Key facts
- UK households expect inflation to rise by 3.9% over the next five years.
- US inflation reached its fastest pace in three years in May.
- The US Consumer Price Index increased 4.2% year-over-year in May.
- US gasoline prices rose over a dollar from the previous year.
- India's retail inflation increased to 3.93% year-on-year in May.
- India's May inflation is the highest under the 2024 base year series.
- Economists anticipate further price pressures in India due to rising fuel costs and supply disruptions.
- Gold prices are heading for their second consecutive weekly loss.
- Traders anticipate a potential Fed rate hike by December.
Global inflation concerns are intensifying, with several nations reporting significant price increases. In the United Kingdom, a Bank of England survey revealed that households now anticipate inflation to rise by 3.9% over the next five years, a record high. This surge in expectations, combined with ongoing geopolitical disruptions, may lead the Bank of England to consider further interest rate hikes.

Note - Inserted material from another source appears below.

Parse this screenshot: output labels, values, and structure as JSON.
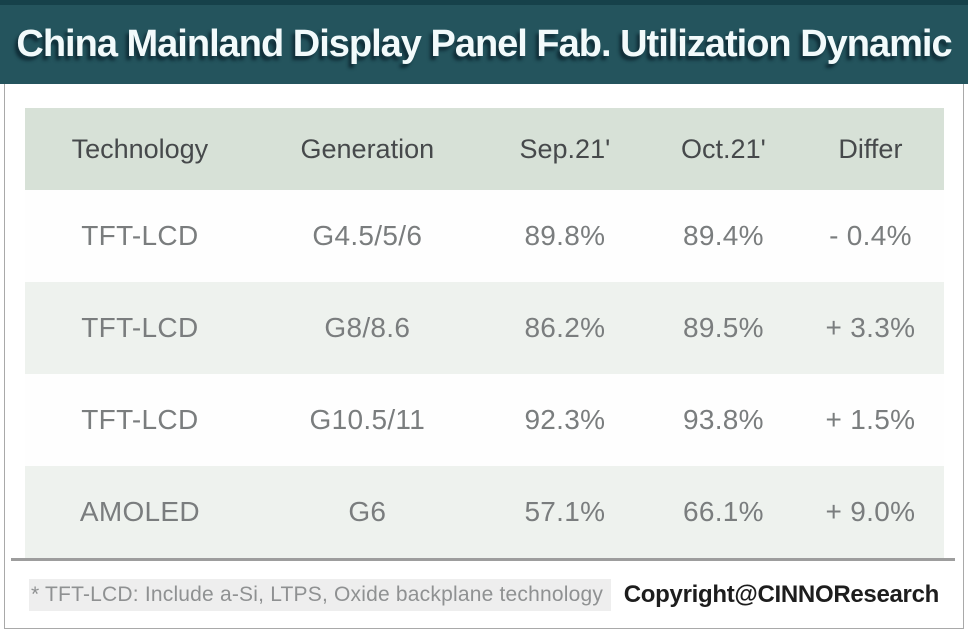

In the United States, inflation accelerated in May, reaching its fastest pace in three years. The Consumer Price Index (CPI) increased by 4.2% year-over-year, largely driven by a substantial rise in energy prices. Gasoline prices alone have increased by over a dollar compared to the previous year, eroding wage gains for consumers. These persistent inflation concerns are fueling expectations of higher U.S. interest rates, with traders anticipating a potential Federal Reserve rate hike by December.

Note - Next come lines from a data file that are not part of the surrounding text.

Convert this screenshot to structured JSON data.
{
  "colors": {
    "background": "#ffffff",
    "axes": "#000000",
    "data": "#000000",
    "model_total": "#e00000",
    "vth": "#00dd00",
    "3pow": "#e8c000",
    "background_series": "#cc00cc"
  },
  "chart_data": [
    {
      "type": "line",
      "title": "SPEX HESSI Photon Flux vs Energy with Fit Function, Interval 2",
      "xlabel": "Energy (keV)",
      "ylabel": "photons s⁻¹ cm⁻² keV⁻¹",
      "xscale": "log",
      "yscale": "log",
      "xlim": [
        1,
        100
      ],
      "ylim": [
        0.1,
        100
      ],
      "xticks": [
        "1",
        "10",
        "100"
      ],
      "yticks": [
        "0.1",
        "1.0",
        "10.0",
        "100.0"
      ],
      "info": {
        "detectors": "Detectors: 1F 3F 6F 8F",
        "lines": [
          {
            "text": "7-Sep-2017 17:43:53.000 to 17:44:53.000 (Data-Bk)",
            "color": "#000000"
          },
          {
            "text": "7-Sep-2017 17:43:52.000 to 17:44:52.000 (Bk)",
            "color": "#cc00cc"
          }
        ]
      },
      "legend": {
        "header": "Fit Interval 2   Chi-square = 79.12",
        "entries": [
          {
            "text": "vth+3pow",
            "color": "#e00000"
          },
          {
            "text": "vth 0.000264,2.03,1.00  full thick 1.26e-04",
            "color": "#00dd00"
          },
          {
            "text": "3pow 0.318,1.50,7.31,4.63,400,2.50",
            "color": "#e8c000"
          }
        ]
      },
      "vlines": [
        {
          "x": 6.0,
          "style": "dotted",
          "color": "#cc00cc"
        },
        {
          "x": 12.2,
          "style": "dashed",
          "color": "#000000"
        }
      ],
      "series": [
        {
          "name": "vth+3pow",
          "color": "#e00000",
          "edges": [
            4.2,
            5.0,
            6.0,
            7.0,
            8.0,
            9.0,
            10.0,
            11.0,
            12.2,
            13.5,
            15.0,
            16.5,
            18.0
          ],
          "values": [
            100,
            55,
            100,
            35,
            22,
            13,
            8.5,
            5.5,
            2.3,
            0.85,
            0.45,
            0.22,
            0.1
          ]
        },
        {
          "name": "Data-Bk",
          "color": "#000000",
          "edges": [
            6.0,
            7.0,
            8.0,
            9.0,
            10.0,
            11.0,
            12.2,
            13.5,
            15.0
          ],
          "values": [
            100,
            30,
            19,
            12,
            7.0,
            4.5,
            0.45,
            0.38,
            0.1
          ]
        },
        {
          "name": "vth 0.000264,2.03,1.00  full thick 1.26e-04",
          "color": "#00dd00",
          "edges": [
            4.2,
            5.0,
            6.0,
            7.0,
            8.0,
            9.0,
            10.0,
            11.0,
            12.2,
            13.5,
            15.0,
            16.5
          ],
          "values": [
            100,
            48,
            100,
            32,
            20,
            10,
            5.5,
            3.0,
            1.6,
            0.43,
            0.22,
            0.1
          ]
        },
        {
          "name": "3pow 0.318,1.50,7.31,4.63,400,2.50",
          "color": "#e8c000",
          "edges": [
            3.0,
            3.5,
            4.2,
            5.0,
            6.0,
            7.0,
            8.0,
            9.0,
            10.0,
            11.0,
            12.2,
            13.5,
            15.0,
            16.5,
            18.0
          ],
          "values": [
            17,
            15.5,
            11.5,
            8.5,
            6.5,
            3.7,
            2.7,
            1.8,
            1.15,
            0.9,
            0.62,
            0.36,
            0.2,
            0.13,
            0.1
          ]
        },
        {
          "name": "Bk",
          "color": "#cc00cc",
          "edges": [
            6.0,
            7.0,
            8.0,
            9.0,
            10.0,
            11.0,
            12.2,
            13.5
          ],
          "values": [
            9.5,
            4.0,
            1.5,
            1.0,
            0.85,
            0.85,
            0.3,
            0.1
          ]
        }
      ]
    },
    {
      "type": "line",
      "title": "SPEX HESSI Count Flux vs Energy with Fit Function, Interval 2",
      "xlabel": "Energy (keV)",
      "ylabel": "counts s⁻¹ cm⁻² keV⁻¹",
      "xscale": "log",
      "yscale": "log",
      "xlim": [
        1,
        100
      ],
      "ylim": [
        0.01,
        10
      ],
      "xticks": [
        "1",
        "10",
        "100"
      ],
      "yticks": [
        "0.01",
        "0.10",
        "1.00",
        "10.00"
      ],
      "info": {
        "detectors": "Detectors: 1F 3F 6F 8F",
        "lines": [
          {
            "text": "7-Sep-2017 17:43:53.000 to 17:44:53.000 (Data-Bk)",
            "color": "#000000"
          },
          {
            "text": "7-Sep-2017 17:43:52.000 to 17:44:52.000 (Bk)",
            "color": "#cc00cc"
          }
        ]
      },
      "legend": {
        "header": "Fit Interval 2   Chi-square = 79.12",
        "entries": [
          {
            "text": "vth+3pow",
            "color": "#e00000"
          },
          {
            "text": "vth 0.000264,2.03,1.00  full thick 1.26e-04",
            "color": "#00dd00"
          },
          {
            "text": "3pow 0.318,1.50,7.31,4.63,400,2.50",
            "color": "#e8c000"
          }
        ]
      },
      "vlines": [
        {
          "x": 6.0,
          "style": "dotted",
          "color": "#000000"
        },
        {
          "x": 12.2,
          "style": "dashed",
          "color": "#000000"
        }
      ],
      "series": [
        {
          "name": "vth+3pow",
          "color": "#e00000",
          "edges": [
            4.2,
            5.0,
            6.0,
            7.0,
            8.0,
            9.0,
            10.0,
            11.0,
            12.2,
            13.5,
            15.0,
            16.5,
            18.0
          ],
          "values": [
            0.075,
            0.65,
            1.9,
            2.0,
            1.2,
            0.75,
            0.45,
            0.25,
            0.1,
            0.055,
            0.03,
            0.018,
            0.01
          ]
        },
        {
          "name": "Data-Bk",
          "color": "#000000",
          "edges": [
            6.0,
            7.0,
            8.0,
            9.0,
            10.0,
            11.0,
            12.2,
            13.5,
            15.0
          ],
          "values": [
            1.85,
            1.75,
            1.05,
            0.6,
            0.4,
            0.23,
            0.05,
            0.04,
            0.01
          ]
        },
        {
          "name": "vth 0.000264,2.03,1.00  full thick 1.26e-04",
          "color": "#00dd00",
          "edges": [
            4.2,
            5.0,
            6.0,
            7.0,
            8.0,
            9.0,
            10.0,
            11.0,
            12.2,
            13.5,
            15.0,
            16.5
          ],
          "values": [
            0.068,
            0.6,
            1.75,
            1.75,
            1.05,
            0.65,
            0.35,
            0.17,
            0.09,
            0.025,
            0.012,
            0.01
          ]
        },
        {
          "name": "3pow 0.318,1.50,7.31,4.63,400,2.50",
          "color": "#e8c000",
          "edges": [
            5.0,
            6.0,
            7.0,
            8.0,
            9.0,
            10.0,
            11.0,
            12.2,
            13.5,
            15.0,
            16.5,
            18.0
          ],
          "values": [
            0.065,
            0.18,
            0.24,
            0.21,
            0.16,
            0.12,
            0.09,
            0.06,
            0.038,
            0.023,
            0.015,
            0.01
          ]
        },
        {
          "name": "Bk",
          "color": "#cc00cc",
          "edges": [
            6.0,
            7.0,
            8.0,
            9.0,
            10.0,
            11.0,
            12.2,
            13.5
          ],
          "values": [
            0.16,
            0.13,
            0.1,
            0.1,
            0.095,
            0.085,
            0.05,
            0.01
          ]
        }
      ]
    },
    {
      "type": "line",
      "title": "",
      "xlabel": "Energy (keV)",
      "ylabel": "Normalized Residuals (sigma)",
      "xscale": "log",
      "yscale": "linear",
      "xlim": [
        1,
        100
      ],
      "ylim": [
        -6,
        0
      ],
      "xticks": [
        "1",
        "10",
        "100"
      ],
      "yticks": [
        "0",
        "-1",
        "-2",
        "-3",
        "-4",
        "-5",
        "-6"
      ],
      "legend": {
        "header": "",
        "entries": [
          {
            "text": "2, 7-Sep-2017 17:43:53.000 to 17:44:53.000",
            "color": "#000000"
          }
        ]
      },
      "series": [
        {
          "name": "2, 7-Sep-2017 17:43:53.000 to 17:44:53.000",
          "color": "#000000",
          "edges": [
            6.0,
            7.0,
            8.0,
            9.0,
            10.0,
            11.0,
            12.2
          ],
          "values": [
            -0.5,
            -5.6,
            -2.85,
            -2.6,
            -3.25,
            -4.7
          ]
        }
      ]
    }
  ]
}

India's retail inflation also rose in May, reaching 3.93% year-on-year. This marks the highest level recorded under the country's new 2024 base year series. Economists foresee continued price pressures in June, attributing them to rising fuel costs and ongoing supply disruptions.
The persistent inflation data and the prospect of interest rate hikes are impacting financial markets. Gold prices are on track for their second consecutive weekly loss, as higher U.S. interest rates make the non-yielding metal less attractive to investors. The anticipation of a potential Fed rate hike by December is a key factor weighing on gold.